With no clear indication as to where Hadi’s Bill is heading, retired judge Datuk Mohd Hishamudin Yunus says if Parliament were to pass the Bill, it would be abdicating its constitutional responsibility.
A RETIRED judge, who has served in both the civil Court of Appeal and the Syariah Court of Appeal, sees the Private Member’s Bill tabled last month by PAS president Datuk Seri Abdul Hadi Awang as a “blank cheque” to the state legislatures.
If the Syariah Courts (Criminal Jurisdiction) (Amendment) Bill 2016 were passed, says Datuk Mohd Hishamudin Yunus (pic), state legislatures “now may create any offence as they deem fit, and may prescribe any form of sentence, however severe or harsh, as they deem fit (as long as it is not the death penalty)”.
After 42 years as a judge and officer in Malaysia’s Judicial and Legal Service, Mohd Hishamudin retired in September last year and, a month later, joined G25, which is a group of senior Muslims working on “getting the practice of Islam in Malaysia to be in line with the Federal Constitution”.
Within the group he advises on issues relating to the law and the Constitution, and helps draft public statements on these issues. But in this interview with the Sunday Star, he stresses that he is speaking about what is now known as “Hadi’s Bill” in his personal capacity.
The former deputy parliamentary draftsman says that during his five years in the drafting division of the Attorney-General’s Chambers, no Private Member’s Bill ever received the Government’s support, let alone one brought forward by an opposition Member of Parliament.
So it was “not only unprecedented but also highly unusual” for a minister (Datuk Seri Azalina Othman Said of the Prime Minister’s Department) to table a motion on the afternoon of May 26 to suspend government business in the Dewan Rakyat and give priority to Hadi’s Bill which was last on the list.
Kelantan had already passed the Syariah Criminal Code II (1993) Enactment 2015, prescribing hudud punishments for adultery, murder, theft, robbery, sodomy, consumption of liquor and apostasy. But the existing Act 355 doesn’t allow the Syariah Court to impose PAS’ hudud punishments, Mohd Hishamudin points out, which was why Hadi came up with the Bill.
The former Selangor legal adviser sees the Bill as unconstitutional.
“If Parliament were to pass this Bill, it is tantamount to the august House abdicating its constitutional responsibility to exercise oversight and control over state legislatures in the creation of offences and in prescribing sentences,” he warns.
“Parliament would be going against the spirit and intention of the Federal Constitution.”
Criminal law is a federal matter and not a state matter, he says.
“Only Parliament can legislate and create offences that are considered criminal in nature,” he says.
In fact, under Item 1 of the State List in the Constitution, Parliament is expected to make laws to specify the offences over which the Syariah Court has jurisdiction, he adds. It states that the Syariah Court “shall not have jurisdiction in respect of offences except in so far as conferred by federal law”.

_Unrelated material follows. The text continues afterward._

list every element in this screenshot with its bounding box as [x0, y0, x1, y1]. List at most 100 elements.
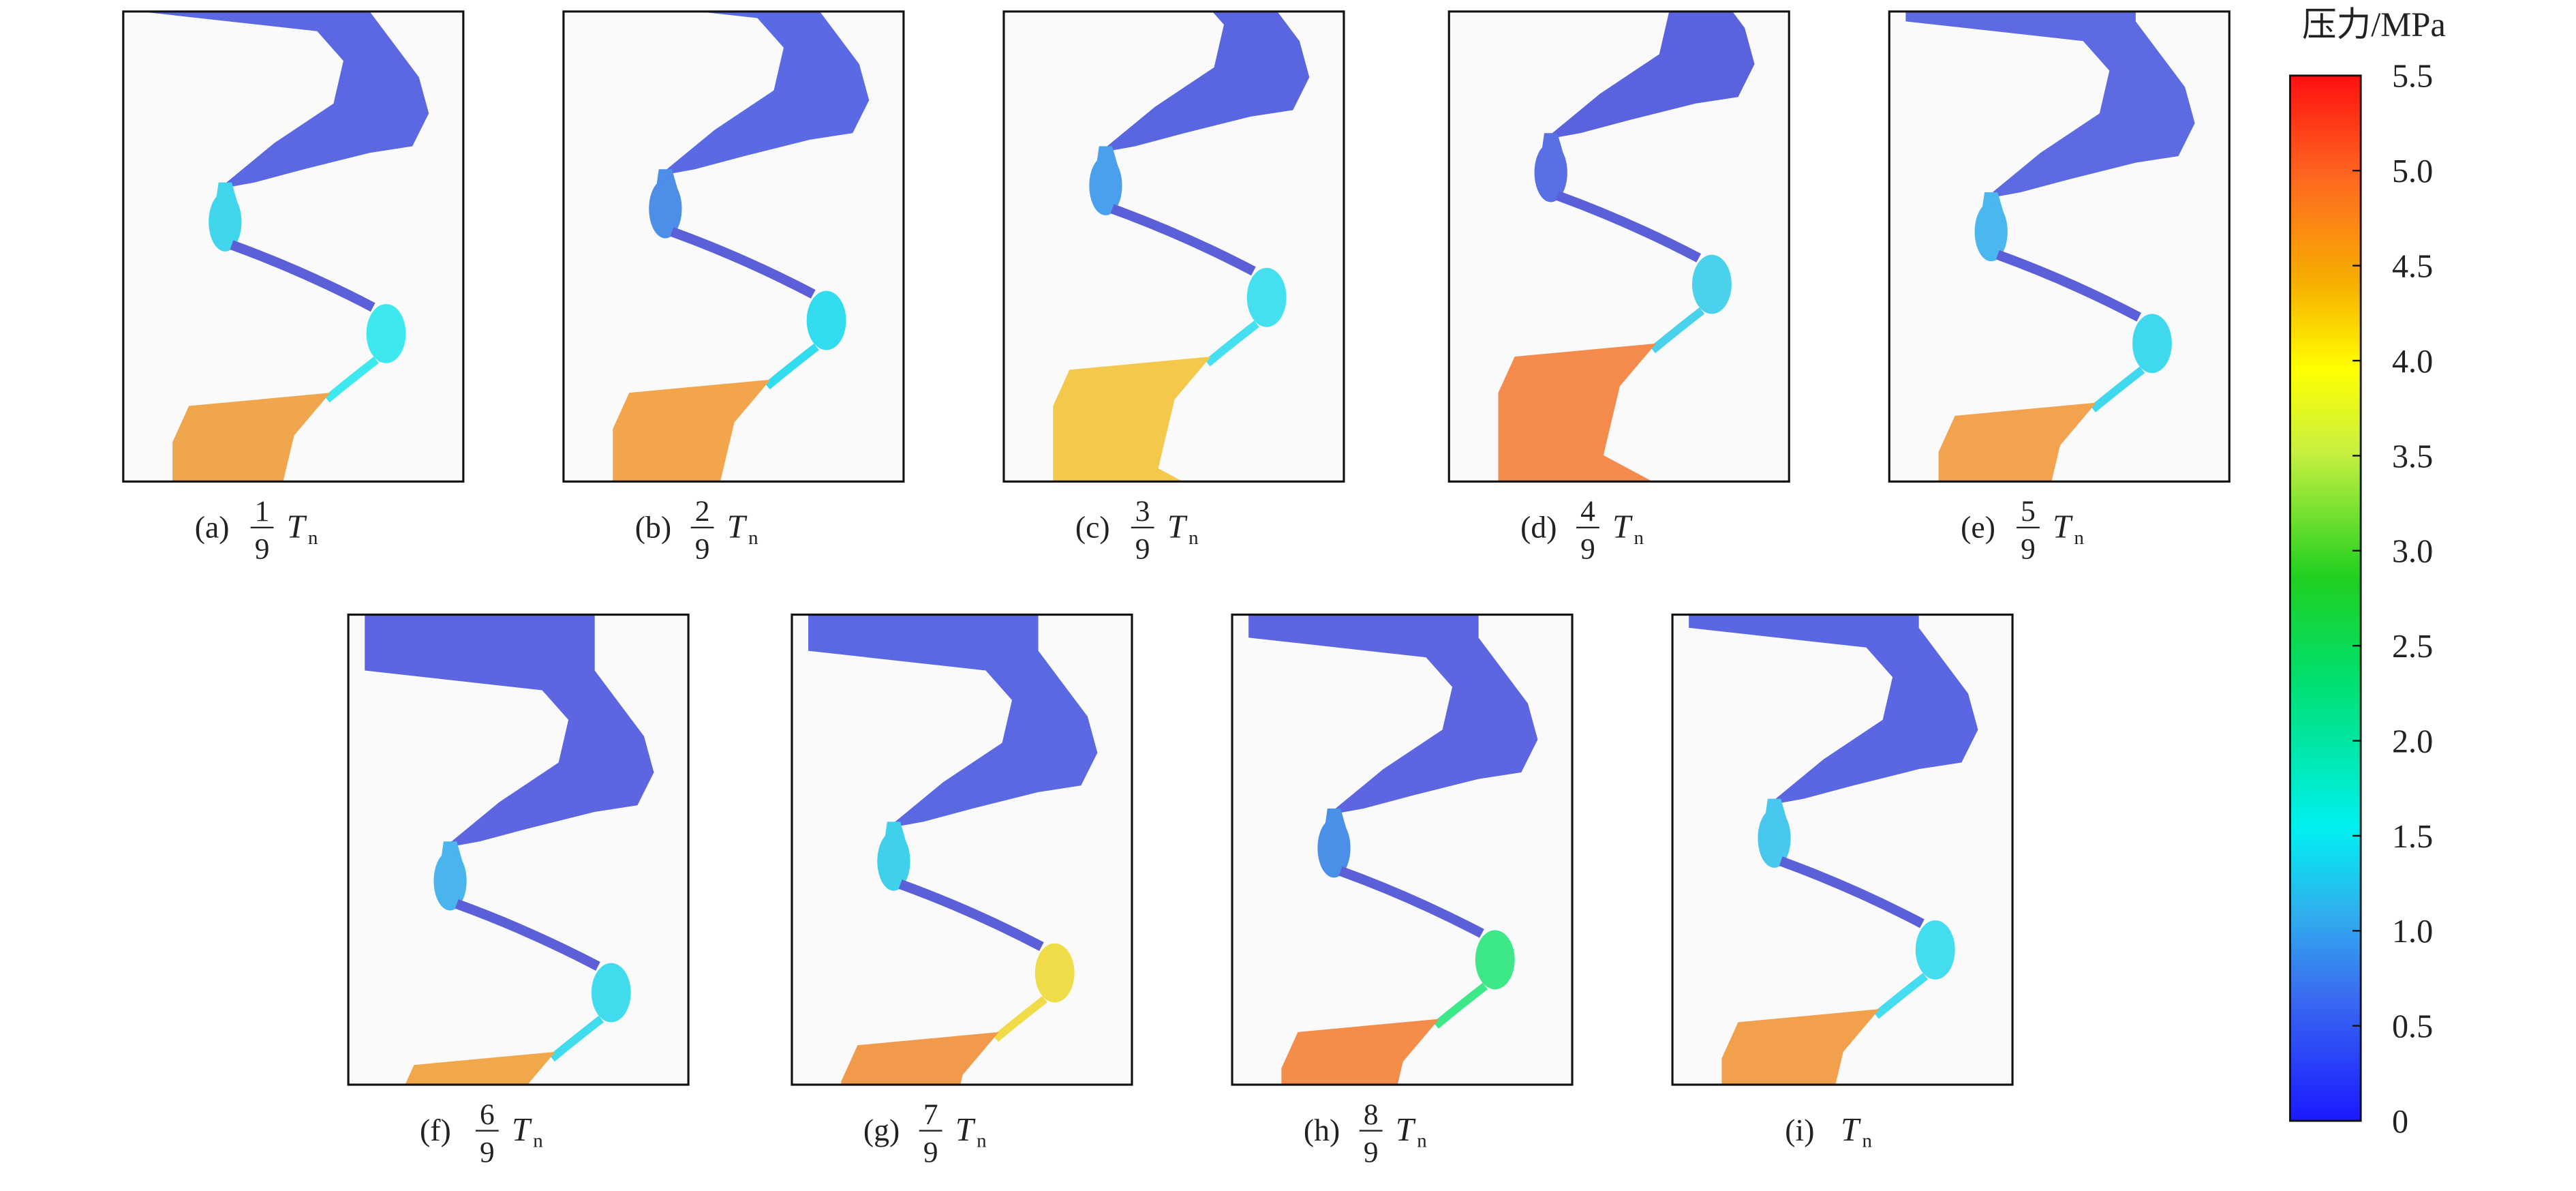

Mohd Hishamudin sees the purpose of this provision “is for Parliament to have oversight and control over offences, including the nature of punishments, created by state enactments, so that the state legislatures do not have a free hand to create offences or to prescribe sentences”.
If passed, the Bill would affect personal liberty and equality, he stresses. The state of Kelantan appears to believe – wrongly, according to the former judge – that the new Act would give it the power to enforce the Kelantan hudud Enactment of 2015 (with modifications since the death penalty is not permitted by Hadi’s Bill).
Under the Constitution, Article 5 provides that “No person shall be deprived of his life or personal liberty save in accordance with law”, he notes.
“The (PAS’) hudud law with its extreme harshness was not contemplated by our forefathers and the framers of the Federal Constitution. They envisaged a moderate form of Islam as it existed then in the Malay states and as it exists till today,” he says.
Hadi’s Bill and the Kelantan hudud Enactment would also contravene Article 8’s equality provision because, for example, a Muslim who committed theft would be subject to both the Penal Code (which provides for fines and imprisonment) and hudud (which provides for amputation of the hand) whereas a non-Muslim who committed a similar offence would only be subject to the Penal Code.
And if Kelantan, disregarding the constitutional constraints, were to enforce PAS’ hudud, “Muslims in Kelantan will suffer the harsh punishments like the amputation of hands and feet and excessive whippings.”
That would be the scenario, Mohd Hishamudin predicts, until someone takes Kelantan to court to challenge the validity of the new Act and the Kelantan hudud Enactment, invoking Article 5 of the Constitution on personal liberty and Article 8 on equality before the law.